Voix du Paysan
Les troubles actuels en Syrie sont étroitement liés à deux projets de pipeline qui ont joué un rôle central dans la formation des alliances et des hostilités au Moyen-Orient :
Gazoduc Iran-Irak-Syrie (gazoduc de l’amitié)
Itinéraire proposé : depuis le champ iranien South Pars/North Dome, à travers l’Irak, jusqu’en Syrie et jusqu’à la Méditerranée pour l’exportation vers l’Europe.
Objectifs stratégiques :
Contourner les États du Golfe et la Turquie, offrant à l’Iran une voie d’approvisionnement énergétique directe vers l’Europe.
Renforcer l’axe Iran-Irak-Syrie, renforçant ainsi l’influence de l’Iran.
Bailleurs de fonds : Iran, Irak, Syrie, avec une possible implication russe.
État des lieux et défis :En sommeil depuis l’escalade de la guerre civile en Syrie.
Les sanctions américaines contre l’Iran et la Syrie entravent le financement et le soutien international.

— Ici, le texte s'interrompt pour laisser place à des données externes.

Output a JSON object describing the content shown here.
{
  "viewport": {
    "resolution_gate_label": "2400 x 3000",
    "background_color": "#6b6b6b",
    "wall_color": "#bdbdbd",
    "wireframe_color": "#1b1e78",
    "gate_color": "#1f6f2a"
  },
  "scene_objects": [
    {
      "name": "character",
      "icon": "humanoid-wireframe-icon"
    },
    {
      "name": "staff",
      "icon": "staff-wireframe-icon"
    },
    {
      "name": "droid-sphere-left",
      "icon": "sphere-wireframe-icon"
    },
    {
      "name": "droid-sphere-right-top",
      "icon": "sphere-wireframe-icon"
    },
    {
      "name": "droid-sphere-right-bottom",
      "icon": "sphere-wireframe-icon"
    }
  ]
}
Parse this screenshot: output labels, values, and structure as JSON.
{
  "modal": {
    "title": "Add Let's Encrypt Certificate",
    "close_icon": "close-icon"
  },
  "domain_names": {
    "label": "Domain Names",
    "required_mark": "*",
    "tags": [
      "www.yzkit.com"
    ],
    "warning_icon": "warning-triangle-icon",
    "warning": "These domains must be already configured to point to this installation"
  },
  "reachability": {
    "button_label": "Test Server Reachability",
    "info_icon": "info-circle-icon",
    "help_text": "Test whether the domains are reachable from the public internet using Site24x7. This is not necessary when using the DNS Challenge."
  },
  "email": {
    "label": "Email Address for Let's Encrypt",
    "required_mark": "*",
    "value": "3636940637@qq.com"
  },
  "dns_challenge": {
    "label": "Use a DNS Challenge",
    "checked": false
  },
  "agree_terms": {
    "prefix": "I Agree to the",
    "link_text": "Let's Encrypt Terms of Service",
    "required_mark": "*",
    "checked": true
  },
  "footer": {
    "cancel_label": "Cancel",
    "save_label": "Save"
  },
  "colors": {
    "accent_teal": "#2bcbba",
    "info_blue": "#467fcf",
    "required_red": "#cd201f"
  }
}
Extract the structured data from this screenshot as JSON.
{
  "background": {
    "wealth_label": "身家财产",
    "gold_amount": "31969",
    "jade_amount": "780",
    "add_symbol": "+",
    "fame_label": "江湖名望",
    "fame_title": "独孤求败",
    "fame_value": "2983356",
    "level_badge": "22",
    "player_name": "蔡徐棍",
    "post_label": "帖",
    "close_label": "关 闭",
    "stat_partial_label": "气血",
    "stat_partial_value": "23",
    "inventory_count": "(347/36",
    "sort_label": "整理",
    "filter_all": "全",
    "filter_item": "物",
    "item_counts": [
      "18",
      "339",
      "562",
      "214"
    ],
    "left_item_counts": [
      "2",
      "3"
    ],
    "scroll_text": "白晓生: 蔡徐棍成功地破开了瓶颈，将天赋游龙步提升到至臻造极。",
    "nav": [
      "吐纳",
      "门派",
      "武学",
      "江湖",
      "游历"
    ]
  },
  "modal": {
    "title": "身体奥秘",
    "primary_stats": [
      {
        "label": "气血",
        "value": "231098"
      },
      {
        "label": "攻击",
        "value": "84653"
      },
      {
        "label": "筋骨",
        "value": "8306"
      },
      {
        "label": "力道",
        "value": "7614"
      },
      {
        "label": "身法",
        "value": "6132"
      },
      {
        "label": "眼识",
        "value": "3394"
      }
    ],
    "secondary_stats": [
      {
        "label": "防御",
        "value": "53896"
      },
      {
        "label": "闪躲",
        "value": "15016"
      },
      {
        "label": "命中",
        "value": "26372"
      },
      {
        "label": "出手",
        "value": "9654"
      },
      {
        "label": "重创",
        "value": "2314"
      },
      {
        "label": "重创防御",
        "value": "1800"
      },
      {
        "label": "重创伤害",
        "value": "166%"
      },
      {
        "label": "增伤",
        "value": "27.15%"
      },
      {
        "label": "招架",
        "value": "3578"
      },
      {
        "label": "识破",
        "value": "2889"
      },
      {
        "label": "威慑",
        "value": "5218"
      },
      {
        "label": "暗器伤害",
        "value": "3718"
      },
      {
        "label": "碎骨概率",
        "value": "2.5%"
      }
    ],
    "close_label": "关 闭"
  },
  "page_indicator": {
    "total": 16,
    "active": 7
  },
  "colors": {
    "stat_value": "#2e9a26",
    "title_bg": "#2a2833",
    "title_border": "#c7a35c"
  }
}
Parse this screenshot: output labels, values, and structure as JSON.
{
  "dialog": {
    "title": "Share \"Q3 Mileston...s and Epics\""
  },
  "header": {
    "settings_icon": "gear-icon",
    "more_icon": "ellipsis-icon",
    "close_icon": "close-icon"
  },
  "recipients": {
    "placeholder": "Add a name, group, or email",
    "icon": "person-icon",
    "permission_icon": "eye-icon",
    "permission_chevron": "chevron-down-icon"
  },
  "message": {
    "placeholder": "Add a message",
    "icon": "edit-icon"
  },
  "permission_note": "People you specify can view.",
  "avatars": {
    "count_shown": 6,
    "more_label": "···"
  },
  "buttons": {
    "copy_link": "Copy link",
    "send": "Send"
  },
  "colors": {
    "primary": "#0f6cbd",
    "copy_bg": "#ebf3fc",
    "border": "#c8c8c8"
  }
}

L’instabilité persistante en Syrie rend cette route vulnérable aux conflits.
Gazoduc Qatar-Turquie
Itinéraire proposé : depuis la part du Qatar dans le champ South Pars/North Dome, via l’Arabie saoudite, la Jordanie et la Syrie (ou l’Irak), pour atteindre la Turquie et l’Europe.
Objectifs stratégiques :
Offrir à l’Europe une source d’énergie non russe et non iranienne.
Consolider la domination du Conseil de coopération du Golfe (CCG) sur les marchés mondiaux de l’énergie.
Renforcer le rôle de la Turquie en tant que plaque tournante du transit énergétique, augmentant ainsi son influence géopolitique.
Bailleurs de fonds : le Qatar, la Turquie, les intérêts occidentaux, dont les États-Unis et l’UE.
Etat des lieux et défis :
Le gouvernement d’Assad a rejeté le projet de gazoduc en 2009, se ralliant au projet iranien
L’instabilité régionale et les alliances changeantes ont affaibli la dynamique du mouvement.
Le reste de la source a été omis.